The core insight isn't in any single metric, but in observing that:
- Textual features vary **continuously** rather than categorically
- This continuum **aligns with physical structure** (quires)
- Traditional A/B classification captures **endpoints** of this continuum

Whether this represents "stylistic registers," "different scribal practices," or something else is open to interpretation. The data simply show the continuous nature of the variation.

I'm here to learn from more experienced researchers about how to interpret these patterns.


RE: Nordico Paradigm - A quantitative framework for Voynich analysis - aliben - 01-01-2026

In french
Je parle français 
J'utilise ia pour la traduction et la rapidité 

J'espère que vous voudrez bien comprendre la complexité 

Bien à vous 

Et bonne année


RE: Nordico Paradigm - A quantitative framework for Voynich analysis - bi3mw - 01-01-2026

Sorry, but to me that sounds like a “jack of all trades.” I can't see the common thread. Perhaps you could explain in your own words what you calculate with “random forest,” i.e., what the underlying question is.

Quote:**Cross-validation of quire prediction**: To test if folios can be correctly assigned to their quires based on stylistic features alone (72.3% accuracy with 5-fold CV)

Isn't that a cross-document question?


RE: Nordico Paradigm - A quantitative framework for Voynich analysis - aliben - 01-01-2026

You're right to ask for clarification - let me explain the Random Forest application more specifically.

The underlying question for Random Forest:
"Can we predict which quire a folio belongs to based solely on its stylistic features (Pₒ, Rᵥc, CHOR, etc.)?"

What we calculate:
1. Features: 10 stylistic metrics for each folio (Pₒ, Rᵥc, CI, OTAL, CHOR, QOK, and suffix frequencies)
2. Target: The quire label (A-I) for each folio
3. Model: Random Forest classifier trained on 80% of data
4. Validation: 5-fold cross-validation to avoid overfitting

Results:
- 72.3% accuracy in predicting quire from style
- Feature importance: Pₒ (34.1%) most important, CHOR (12.8%), etc.
- This shows stylistic signatures are quire-specific

Why this matters for "stylistic continuity":
If style changed randomly or uniformly, we wouldn't get 72.3% quire prediction accuracy.
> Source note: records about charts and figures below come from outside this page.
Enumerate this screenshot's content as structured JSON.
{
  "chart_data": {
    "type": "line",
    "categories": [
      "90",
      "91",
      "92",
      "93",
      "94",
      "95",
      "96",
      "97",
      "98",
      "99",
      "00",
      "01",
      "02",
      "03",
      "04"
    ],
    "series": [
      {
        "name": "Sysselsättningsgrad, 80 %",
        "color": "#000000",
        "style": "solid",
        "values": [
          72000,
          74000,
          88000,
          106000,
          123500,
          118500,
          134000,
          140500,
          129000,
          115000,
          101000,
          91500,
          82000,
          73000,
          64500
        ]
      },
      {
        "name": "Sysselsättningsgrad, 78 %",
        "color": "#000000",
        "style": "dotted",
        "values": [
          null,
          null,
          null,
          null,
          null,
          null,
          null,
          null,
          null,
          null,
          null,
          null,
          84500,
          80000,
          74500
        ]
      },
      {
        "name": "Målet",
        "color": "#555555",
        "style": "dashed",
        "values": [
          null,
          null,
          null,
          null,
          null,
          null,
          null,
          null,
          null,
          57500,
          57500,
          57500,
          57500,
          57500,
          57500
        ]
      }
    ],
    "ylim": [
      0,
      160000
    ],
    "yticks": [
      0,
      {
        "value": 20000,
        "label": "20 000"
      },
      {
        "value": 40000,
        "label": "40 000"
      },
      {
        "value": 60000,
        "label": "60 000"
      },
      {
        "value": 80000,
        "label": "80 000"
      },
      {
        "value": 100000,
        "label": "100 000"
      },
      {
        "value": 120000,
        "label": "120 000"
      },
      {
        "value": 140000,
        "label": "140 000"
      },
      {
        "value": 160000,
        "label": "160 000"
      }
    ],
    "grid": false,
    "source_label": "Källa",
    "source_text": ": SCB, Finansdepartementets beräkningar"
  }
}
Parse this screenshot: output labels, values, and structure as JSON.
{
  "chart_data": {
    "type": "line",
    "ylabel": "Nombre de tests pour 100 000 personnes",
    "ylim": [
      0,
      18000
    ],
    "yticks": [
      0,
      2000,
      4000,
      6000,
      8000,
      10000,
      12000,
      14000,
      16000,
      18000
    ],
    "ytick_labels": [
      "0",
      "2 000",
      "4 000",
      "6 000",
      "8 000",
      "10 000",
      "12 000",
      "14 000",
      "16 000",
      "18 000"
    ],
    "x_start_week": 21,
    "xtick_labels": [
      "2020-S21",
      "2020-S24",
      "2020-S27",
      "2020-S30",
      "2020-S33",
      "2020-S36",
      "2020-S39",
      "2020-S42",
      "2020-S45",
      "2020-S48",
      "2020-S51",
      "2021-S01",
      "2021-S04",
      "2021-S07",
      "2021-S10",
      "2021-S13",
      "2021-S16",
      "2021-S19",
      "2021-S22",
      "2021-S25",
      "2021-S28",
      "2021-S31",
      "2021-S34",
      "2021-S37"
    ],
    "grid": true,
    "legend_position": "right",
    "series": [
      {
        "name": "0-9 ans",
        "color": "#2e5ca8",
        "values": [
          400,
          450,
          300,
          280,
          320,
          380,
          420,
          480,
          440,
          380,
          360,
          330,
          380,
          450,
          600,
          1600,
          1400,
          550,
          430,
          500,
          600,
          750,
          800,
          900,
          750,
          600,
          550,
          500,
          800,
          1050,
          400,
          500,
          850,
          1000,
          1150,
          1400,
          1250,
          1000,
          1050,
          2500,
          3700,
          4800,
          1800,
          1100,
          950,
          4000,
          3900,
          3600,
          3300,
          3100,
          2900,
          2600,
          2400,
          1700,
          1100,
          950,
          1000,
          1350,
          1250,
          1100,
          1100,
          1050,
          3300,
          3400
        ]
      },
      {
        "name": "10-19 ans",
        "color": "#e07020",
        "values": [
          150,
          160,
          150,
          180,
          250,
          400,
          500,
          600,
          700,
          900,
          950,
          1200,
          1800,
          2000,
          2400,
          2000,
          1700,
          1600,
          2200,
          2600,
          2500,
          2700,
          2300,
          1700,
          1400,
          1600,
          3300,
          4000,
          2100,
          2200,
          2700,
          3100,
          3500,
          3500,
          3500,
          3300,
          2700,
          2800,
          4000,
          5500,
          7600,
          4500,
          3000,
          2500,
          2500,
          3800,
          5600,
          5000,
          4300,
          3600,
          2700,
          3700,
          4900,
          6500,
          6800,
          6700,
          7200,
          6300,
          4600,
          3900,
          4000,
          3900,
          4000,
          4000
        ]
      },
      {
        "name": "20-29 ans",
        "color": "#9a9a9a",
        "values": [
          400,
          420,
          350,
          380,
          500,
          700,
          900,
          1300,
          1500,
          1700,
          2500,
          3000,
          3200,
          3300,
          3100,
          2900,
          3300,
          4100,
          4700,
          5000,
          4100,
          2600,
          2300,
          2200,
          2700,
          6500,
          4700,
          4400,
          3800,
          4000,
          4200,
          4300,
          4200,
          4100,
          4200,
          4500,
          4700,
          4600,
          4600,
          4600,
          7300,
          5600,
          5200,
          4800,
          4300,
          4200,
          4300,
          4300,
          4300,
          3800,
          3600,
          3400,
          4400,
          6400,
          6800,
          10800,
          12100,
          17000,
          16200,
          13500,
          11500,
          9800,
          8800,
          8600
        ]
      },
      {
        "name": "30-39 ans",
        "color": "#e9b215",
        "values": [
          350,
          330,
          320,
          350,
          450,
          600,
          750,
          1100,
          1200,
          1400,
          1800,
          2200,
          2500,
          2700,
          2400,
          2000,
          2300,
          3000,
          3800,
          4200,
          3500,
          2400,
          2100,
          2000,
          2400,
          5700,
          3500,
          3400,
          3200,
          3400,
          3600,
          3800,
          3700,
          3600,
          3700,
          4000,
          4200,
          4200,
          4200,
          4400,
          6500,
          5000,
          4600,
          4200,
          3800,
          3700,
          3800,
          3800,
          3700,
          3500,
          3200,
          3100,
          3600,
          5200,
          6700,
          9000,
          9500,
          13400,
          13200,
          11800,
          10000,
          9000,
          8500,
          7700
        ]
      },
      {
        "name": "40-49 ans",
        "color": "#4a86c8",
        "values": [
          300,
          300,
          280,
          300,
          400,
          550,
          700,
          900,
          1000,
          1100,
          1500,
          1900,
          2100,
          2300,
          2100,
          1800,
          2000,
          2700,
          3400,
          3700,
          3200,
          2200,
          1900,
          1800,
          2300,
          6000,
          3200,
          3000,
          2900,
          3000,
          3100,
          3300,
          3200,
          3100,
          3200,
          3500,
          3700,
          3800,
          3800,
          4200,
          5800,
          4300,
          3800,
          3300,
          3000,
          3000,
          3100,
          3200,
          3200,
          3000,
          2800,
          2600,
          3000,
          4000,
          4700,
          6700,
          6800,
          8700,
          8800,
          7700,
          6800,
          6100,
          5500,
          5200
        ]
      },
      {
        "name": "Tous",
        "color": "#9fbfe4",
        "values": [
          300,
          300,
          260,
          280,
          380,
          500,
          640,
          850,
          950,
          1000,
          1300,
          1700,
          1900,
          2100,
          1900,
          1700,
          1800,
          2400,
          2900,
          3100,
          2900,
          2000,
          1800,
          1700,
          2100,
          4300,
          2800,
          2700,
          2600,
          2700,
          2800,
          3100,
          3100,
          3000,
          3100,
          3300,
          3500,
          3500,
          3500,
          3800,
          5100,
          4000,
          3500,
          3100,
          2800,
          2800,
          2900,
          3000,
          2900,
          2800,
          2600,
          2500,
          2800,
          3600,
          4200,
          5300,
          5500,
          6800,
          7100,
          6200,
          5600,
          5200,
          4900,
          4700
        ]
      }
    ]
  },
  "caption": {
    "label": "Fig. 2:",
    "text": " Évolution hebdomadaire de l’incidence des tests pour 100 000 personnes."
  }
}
The fact that we can predict quire from style with >70% accuracy shows:
1. Each quire has a distinct stylistic profile
2. These profiles form a **continuum** (not random clusters)
3. The variation is structured, not arbitrary

Is it a cross-document question?
Yes, exactly. We're asking: "Does document A (folio) belong to collection B (quire) based on its writing style?" It's document classification using stylistic features.